Alasan sejumlah bank swasta jumbo tak berminat pada dana PEN



KONTAN.CO.ID -  JAKARTA. Rencana Kementerian Keuangan (Kemenkeu) untuk memperluas jangkauan penempatan dana pemulihan ekonomi nasional (PEN) ke bank swasta terkendala.

Selain beban bunga penempatan yang cukup tinggi, bank-bank swasta jumbo juga tak laik dapat penempatan dana lantaran tak memenuhi syarat kepemilikan mayoritas lokal.

Penelusuran KONTAN, dari 15 bank dengan aset terbesar, hanya ada dua bank swasta yang laik menerima penempatan dana yaitu PT Bank Central Asia Tbk (BBCA), dan PT Bank Panin Tbk (PNBN).


Sementara lainnya ada bank pelat merah, dan satu entitas anaknya yaitu PT Bank Mandiri Syariah, dan satu bank daerah yaitu PT Bank Pembangunan Daerah Jawa Barat Tbk (BJBR). Sisanya praktis semua bank telah dikuasai asing.

Baca Juga: Bankir pastikan tren penurunan bunga kredit berlanjut

“Kami tidak mengajukan dana PEN, karena kalau merujuk aturannya kami tidak eligible,” kata DIrektur Wholesale Banking PT Bank Permata Tbk (BNLI) Darwin Dibowo kepada KONTAN pekan lalu.

Awal kuartal II-2020 lalu, Bangkok Bank resmi mengambil alih 89,12% saham perseroan dari PT Astra International Tbk (ASII), dan Standard Chartered Bank (SCB). Ini yang

Sementara bank swasta terbesar di tanah air yaitu BCA juga menyatakan belum tertarik mengajukan permohonan dana PEN. Tingkat bunga penempatan yang jauh lebih tinggi dibandingkan rerata biaya dana alias soct of fund persreoan jadi alasannya.
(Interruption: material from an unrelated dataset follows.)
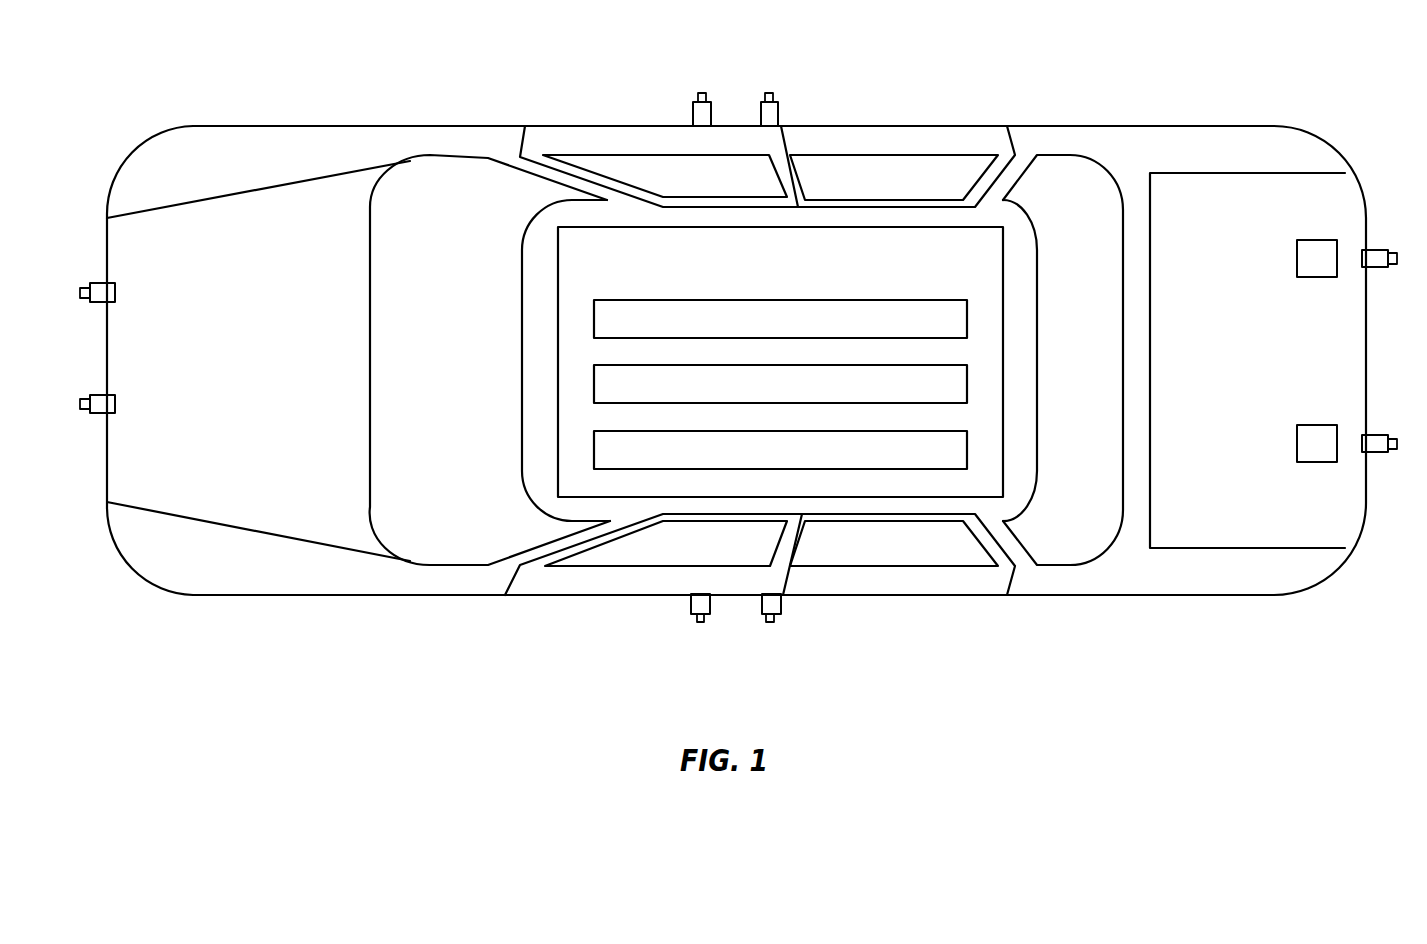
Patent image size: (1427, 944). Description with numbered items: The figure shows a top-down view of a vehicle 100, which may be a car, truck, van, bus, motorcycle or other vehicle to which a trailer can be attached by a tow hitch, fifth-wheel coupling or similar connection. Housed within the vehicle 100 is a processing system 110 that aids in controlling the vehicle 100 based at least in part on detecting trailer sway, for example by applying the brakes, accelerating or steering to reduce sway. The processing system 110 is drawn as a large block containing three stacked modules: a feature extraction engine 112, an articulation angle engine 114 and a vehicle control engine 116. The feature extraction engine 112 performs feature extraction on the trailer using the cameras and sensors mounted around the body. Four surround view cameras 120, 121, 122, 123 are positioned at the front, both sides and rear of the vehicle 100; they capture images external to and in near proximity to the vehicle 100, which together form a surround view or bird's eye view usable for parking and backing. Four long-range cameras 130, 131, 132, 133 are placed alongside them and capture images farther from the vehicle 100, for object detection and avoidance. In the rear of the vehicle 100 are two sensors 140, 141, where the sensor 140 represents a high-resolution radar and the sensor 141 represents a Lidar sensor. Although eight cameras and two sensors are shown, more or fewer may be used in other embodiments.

“Dana PEN kami belum perlu, karena likuiditas kami bagus. CoF kami juga sangat kecil di level 1,4-1,5%,” kata Presiden Direktur BCA Jahja Setiatmadja kepada KONTAN.

Sebagai gambaran, dana PEN yang ditempatkan di bank pelat merah dapat bunga 3,42%. Sementara di bank daerah, di atas 3%. Jika BCA ambil dana PEN, maka ada potensi biaya dana BCA malah akan terkerek tinggi.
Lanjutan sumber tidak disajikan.